Jockblocked: A Novel (Gridiron Book 2)(16)



He bobs his head as he considers my defense. “Those are all good reasons, but they don’t really apply to me. The busy thing I can buy—hell, I’ve used that myself. But I look like a lot of effort? And I’m not a good risk? What the hell does that mean?”

I sigh. “You’re like a really expensive designer purse. I want it but know a) I can’t afford it and b) even if I could I’d be so obsessive about checking the condition that I wouldn’t even enjoy it. Plus, everyone else would want to touch it, hold it. Someone might even want to steal it, and that’d be a certain kind of stress I wouldn’t want to deal with.”

“You’re overthinking this, Luce.”

“I don’t doubt that I am. I look at things from all angles. Every. Single. Angle. Maybe that’s weird, but that’s what I do.” What I have to do. My whole life is about risk assessment. Can I eat this new food or that new food? Can I have one drink or two tonight? Did I get enough rest? Enough walking in today? Will tonight be the night my glucose levels go haywire and my roommates have to call 911 because I’m in a coma? I don’t want to explain this to Matt, so I choose a different story. “I’m this way about all of my life decisions, even the small ones. I was breaking out last year because of my shampoo, so I needed to switch. I spent a week researching dozens of different brands. After culling the list to ten, I made up a matrix listing all the ingredients, their function, and the comedogenic rating before settling on one I could still buy at the drugstore but wasn’t going to break me out. The process took three weeks.”

Matt looks a little winded by my example, so I hit him with another one.

“Remember how hot it was last fall?” He nods. I’m sure he does. Ace cursed about it every day, saying he’d rather play for a cold climate team than a hot one. “My roommates and I went to Lake Wanachakee. There’s a little private watering hole on the north side. My roommates, Sutton and Charity, decide to strip down and go skinny-dipping despite the big white sign that says ‘No skinny-dipping, punishable by a fine of up to $500.’ They yelled for me to get in while I considered all the scenarios of getting arrested, of being dragged down the beach without any clothes on, of how many snakes were in the water. I’d read an article about a woman getting leeches up her girl parts.” Matt blanches at this as any sane person would. “And since it wasn’t chlorinated, how many people had peed in it? But I was so hot, and the water looked so good.”

“Did you do it in the end?” he asks, but he probably knows the answer.

I shake my head. “By the time I decided to take my clothes off, Sutton and Charity were cold and got out.”

He sighs. “Sounds like your risk assessments keep you from having fun as opposed to keeping you safe.”

“I don’t look at it that way. The odds are in my favor. Risky behavior is labeled risky because there’s a chance someone is going to get hurt. There’s nothing negative with wanting to avoiding being hurt or injuring someone you care about.” I find myself explaining my reasoning in elaborate detail. Is it because he looks interested? I wish I could shut up.
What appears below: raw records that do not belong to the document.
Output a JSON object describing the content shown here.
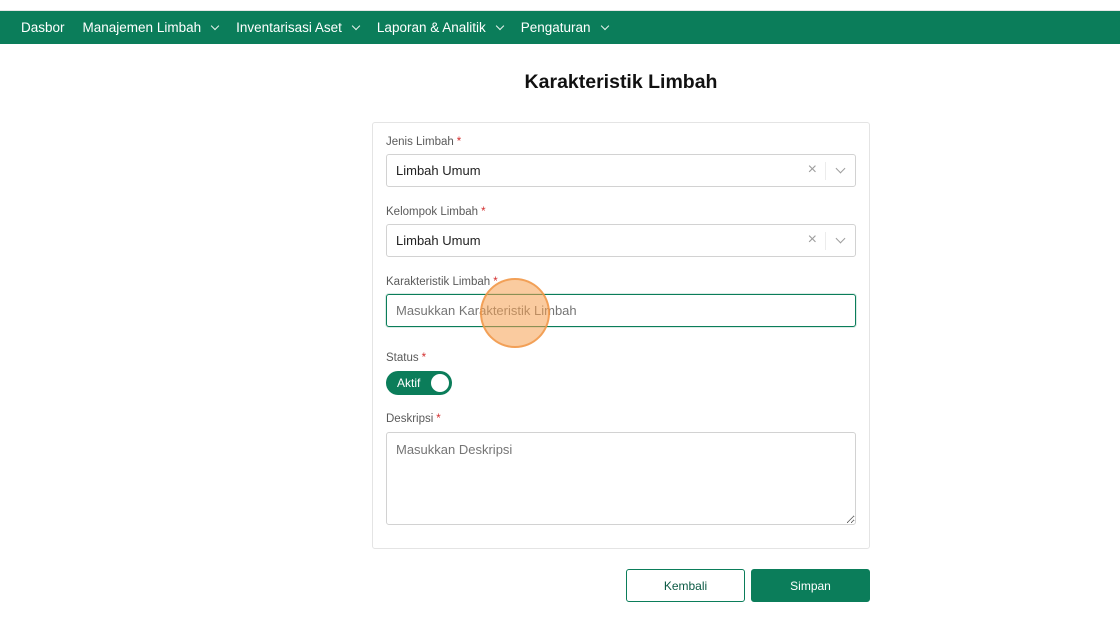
{
  "nav": {
    "items": [
      {
        "label": "Dasbor",
        "has_dropdown": false
      },
      {
        "label": "Manajemen Limbah",
        "has_dropdown": true
      },
      {
        "label": "Inventarisasi Aset",
        "has_dropdown": true
      },
      {
        "label": "Laporan & Analitik",
        "has_dropdown": true
      },
      {
        "label": "Pengaturan",
        "has_dropdown": true
      }
    ]
  },
  "page": {
    "title": "Karakteristik Limbah"
  },
  "form": {
    "required_mark": "*",
    "jenis": {
      "label": "Jenis Limbah",
      "value": "Limbah Umum",
      "clear_icon": "×"
    },
    "kelompok": {
      "label": "Kelompok Limbah",
      "value": "Limbah Umum",
      "clear_icon": "×"
    },
    "karakteristik": {
      "label": "Karakteristik Limbah",
      "value": "",
      "placeholder": "Masukkan Karakteristik Limbah"
    },
    "status": {
      "label": "Status",
      "toggle_label": "Aktif",
      "on": true
    },
    "deskripsi": {
      "label": "Deskripsi",
      "value": "",
      "placeholder": "Masukkan Deskripsi"
    }
  },
  "actions": {
    "back_label": "Kembali",
    "save_label": "Simpan"
  },
  "colors": {
    "primary": "#0b7d5a",
    "required": "#d32f2f",
    "cursor_highlight": "#f5a050"
  }
}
“You don’t regret not swimming with your friends? Because it kind of sounds like you do. That was a wistful note when you said the water looked so good.” He leans toward me again. “How about this. I’ll take all the risks and you just come along for the ride.”
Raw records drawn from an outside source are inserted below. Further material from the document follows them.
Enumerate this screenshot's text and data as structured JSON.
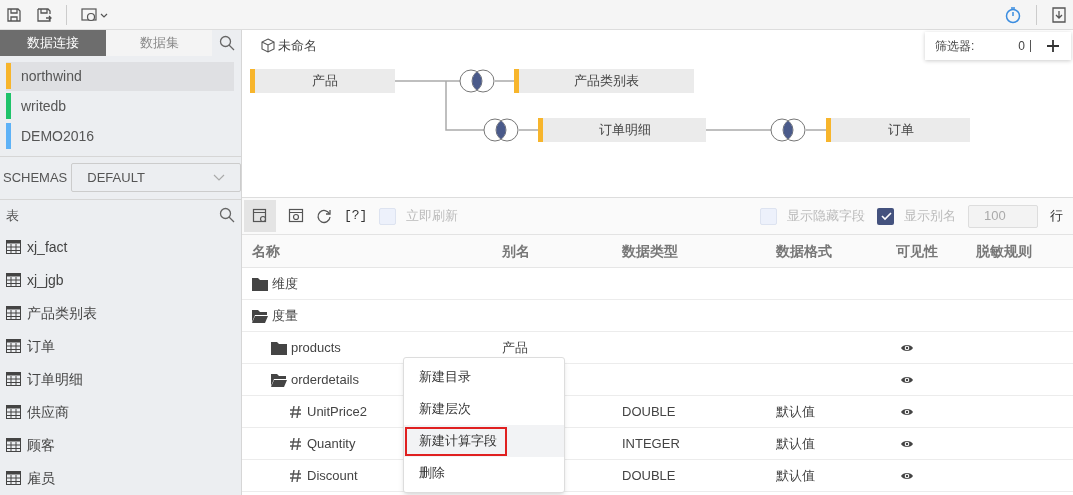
{
  "left_tabs": [
    {
      "label": "数据连接",
      "selected": true
    },
    {
      "label": "数据集",
      "selected": false
    }
  ],
  "connections": [
    {
      "name": "northwind",
      "color": "#f7b52c",
      "selected": true
    },
    {
      "name": "writedb",
      "color": "#1fc36a",
      "selected": false
    },
    {
      "name": "DEMO2016",
      "color": "#5eb2f7",
      "selected": false
    }
  ],
  "schemas": {
    "label": "SCHEMAS",
    "value": "DEFAULT"
  },
  "tables_panel": {
    "title": "表",
    "items": [
      "xj_fact",
      "xj_jgb",
      "产品类别表",
      "订单",
      "订单明细",
      "供应商",
      "顾客",
      "雇员"
    ]
  },
  "model": {
    "name": "未命名",
    "filter_label": "筛选器:",
    "filter_count": "0"
  },
  "diagram": {
    "nodes": [
      "产品",
      "产品类别表",
      "订单明细",
      "订单"
    ]
  },
  "toolbar": {
    "help": "[?]",
    "instant_refresh": {
      "label": "立即刷新",
      "checked": false
    },
    "show_hidden": {
      "label": "显示隐藏字段",
      "checked": false
    },
    "show_alias": {
      "label": "显示别名",
      "checked": true
    },
    "rows_value": "100",
    "rows_unit": "行"
  },
  "table": {
    "columns": [
      "名称",
      "别名",
      "数据类型",
      "数据格式",
      "可见性",
      "脱敏规则"
    ],
    "rows": [
      {
        "kind": "folder",
        "name": "维度",
        "expanded": false
      },
      {
        "kind": "folder",
        "name": "度量",
        "expanded": true,
        "children": [
          {
            "kind": "folder",
            "name": "products",
            "alias": "产品",
            "expanded": false,
            "visible": true
          },
          {
            "kind": "folder",
            "name": "orderdetails",
            "expanded": true,
            "visible": true,
            "children": [
              {
                "kind": "field",
                "name": "UnitPrice2",
                "type": "DOUBLE",
                "format": "默认值",
                "visible": true
              },
              {
                "kind": "field",
                "name": "Quantity",
                "type": "INTEGER",
                "format": "默认值",
                "visible": true
              },
              {
                "kind": "field",
                "name": "Discount",
                "type": "DOUBLE",
                "format": "默认值",
                "visible": true
              }
            ]
          }
        ]
      }
    ]
  },
  "context_menu": [
    {
      "label": "新建目录",
      "selected": false
    },
    {
      "label": "新建层次",
      "selected": false
    },
    {
      "label": "新建计算字段",
      "selected": true
    },
    {
      "label": "删除",
      "selected": false
    }
  ]
}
“Matt, dating isn’t the risk. You’re the risk.” I lay down a few bills for my meal. “I’m not unhappy with how I live now. There’s nothing wrong with making measured decisions and weighing the risks versus the benefits.”
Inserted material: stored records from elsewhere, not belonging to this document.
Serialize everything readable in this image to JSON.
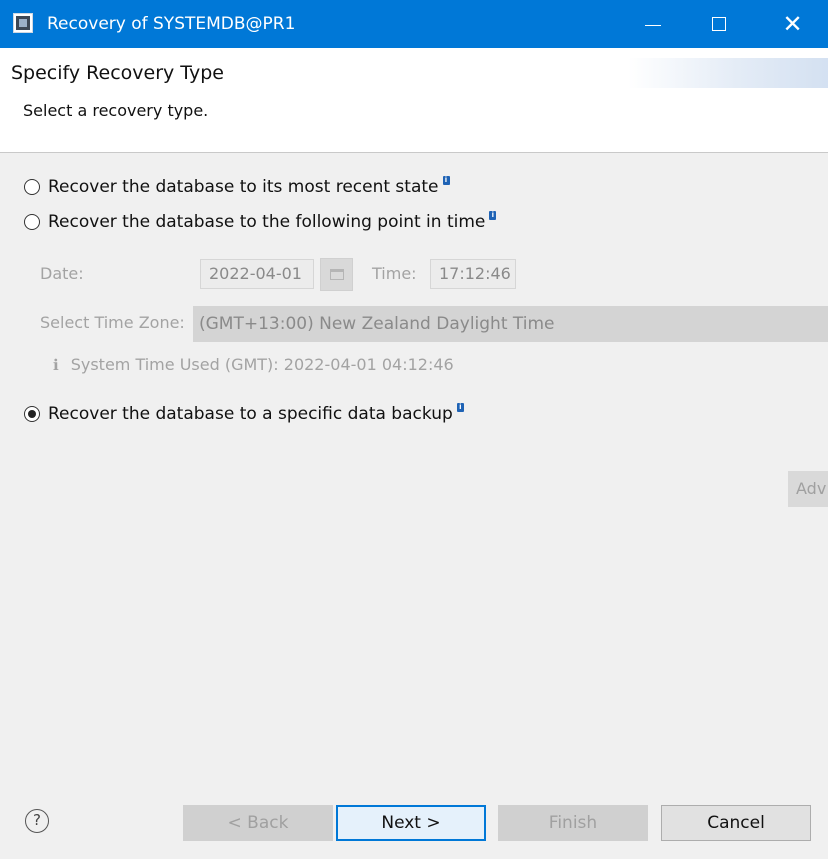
{
  "window": {
    "title": "Recovery of SYSTEMDB@PR1",
    "controls": {
      "minimize": "minimize",
      "maximize": "maximize",
      "close": "✕"
    }
  },
  "header": {
    "title": "Specify Recovery Type",
    "description": "Select a recovery type."
  },
  "options": [
    {
      "label": "Recover the database to its most recent state",
      "selected": false,
      "info": "i"
    },
    {
      "label": "Recover the database to the following point in time",
      "selected": false,
      "info": "i"
    },
    {
      "label": "Recover the database to a specific data backup",
      "selected": true,
      "info": "i"
    }
  ],
  "point_in_time": {
    "date_label": "Date:",
    "date_value": "2022-04-01",
    "time_label": "Time:",
    "time_value": "17:12:46",
    "timezone_label": "Select Time Zone:",
    "timezone_value": "(GMT+13:00) New Zealand Daylight Time",
    "system_time_icon": "ℹ",
    "system_time_text": "System Time Used (GMT): 2022-04-01 04:12:46"
  },
  "advanced_button": "Adv",
  "footer": {
    "help": "?",
    "back": "< Back",
    "next": "Next >",
    "finish": "Finish",
    "cancel": "Cancel"
  },
  "colors": {
    "titlebar": "#0078d7",
    "dialog_bg": "#f0f0f0",
    "banner_bg": "#ffffff",
    "info_badge": "#1f63b5"
  }
}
He watches me while I pull on my coat. “You’re right that there’s nothing wrong with how you’re living. I’m not judging that. I’m just saying maybe your life could be happier. And that sometimes taking a risk gives you big rewards.”

“And you’re that big reward?”

He smiles wide. “You won’t know unless you give me a try.”





6





Matty




“What crawled up your shorts and died?” Hammer bursts into my room the next morning. Hammer isn’t happy I’ve skipped going out with him.

I swivel in my desk chair, hoping my head blocks the computer monitor behind me. “Are you missing me when you go out to the bars? Is it difficult to pick up chicks when I’m not around? I told you that you got to stop using the line about being an advice columnist. That shit isn’t attractive.”

“Are you studying?” he asks incredulously, ignoring my insults. It’s three in the afternoon, and I can smell the booze on him even though he’s ten feet away. Granted, it’s Friday, and off-season Fridays are meant to be days spent drunk and lazy. “Is this because of the girl that turned you down?”

“Nope. Just trying to keep my head down,” I lie. Geez. I’m lying to randoms and to my best friends. The only person I’m being completely honest with is Lucy, and she doesn’t want to have anything to do with me.

But I did take away something other than rejection from dinner last night. Lucy’s approach to risk-taking is crazy as all get out—who makes an extensive pros and cons list about shampoo?—but one thing she’d said had stuck in my mind.